Again and again, students think that in order to sound smart you have to write complicated sentences and use words like 'aforementioned', or that instead of saying 'such-and-such argues/writes/etc...' you should really go for the more elaborate 'such-and-such ingeniously observes' or other adverb-laden fluff. They don't realise that I want to be impressed by clarity and insight, not four bajillion commas, filler words and sentences that straddle six different topics.
However, my pet peeve - actually, my pet peeve is saying 'pet peeve', which is an annoying, vomituously twee expression - is the word 'thusly'. See, it makes my skin crawl even thinking about it. Clearly, 'thusly' is a product of the logic that if you make it sound smart, it must be smart. 'Thusly' is an attempt to make the perfectly adequate (and in itself a little flowery) 'thus' seem more salon-worthy, and I wish people would stop using it. Thusly is on this long list of common errors in English, along with clarifications of affect/effect, complement/compliment and so on. Worth looking at, and I'm talking to you.
Some of the corrections I make are a little bit ironic: the students whose margins tell them to not start sentences with 'this' unless it's absolutely clear what 'this' refers to don't know that that's what was written on almost every page of my Honours dissertation. If my supervisors saw me write the bewildered 'unpack!' next to obscure, ambitious passages they'd probably have a little giggle. At least I don't underline it as often as they do...
In other news, I finished an article and sent it off to a journal over the weekend: somewhere out there, I suspect, is an editor cursing the recurring problems in grad student article submission...
Do you get a lot of "whom" action? That's one of my "favourite" words used incorrectly by people trying (and failing) to look smart.

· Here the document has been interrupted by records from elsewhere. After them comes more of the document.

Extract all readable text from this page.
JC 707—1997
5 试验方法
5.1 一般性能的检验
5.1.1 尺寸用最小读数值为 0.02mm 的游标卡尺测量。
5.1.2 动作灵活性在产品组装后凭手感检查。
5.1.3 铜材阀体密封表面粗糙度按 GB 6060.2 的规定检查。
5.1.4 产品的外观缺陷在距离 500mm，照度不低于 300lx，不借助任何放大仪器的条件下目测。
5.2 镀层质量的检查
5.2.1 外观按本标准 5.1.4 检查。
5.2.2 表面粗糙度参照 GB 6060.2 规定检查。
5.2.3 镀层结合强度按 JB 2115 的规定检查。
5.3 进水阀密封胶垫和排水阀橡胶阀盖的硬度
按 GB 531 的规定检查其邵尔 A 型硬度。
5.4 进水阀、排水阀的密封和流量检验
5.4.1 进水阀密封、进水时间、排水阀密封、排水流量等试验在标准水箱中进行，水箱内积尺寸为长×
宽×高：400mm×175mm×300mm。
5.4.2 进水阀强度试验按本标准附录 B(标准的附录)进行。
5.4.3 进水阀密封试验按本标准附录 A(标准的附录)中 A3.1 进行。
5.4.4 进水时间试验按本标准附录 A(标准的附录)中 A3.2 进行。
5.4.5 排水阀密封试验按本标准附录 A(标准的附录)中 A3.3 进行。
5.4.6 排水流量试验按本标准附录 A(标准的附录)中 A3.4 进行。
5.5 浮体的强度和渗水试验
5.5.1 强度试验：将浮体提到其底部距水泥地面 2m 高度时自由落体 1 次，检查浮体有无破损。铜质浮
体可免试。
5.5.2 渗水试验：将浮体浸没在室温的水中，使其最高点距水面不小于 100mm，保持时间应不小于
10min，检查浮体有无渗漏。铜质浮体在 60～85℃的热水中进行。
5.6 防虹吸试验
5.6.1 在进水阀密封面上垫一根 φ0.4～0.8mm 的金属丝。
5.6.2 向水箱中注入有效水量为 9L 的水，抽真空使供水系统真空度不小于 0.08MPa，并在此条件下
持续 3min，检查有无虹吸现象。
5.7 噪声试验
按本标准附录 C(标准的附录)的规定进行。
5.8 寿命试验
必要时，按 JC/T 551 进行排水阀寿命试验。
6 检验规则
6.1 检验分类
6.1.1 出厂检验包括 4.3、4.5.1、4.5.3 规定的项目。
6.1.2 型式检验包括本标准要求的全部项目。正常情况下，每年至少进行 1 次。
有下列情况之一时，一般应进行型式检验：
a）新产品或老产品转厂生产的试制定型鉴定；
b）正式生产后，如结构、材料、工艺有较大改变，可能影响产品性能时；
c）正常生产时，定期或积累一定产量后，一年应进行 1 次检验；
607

ReplyDeleteI don't mind using the occasional aforementioned or whatnot, but that's because I quite like sounding a bit like a tosser :)
Yep, I do get the occasional misplaced 'whom', and please don't get me started on the apostrophes.
ReplyDeleteI don't have a problem with fancy words per se (ha!): I'm all for 'therefore' and 'albeit' and I've even used 'tout court'. It's when those fancy words are used incorrectly or wildly out of context that I go a bit nutso.
In other news, I just read an interview with a supposedly well-regarded author who referred to something being "very apropos to our times"! And earlier today on radio someone said government should structure policy to help people make "less mistakes". In honesty the less/fewer thing doesn't bother me that much, but "apropos"? Really?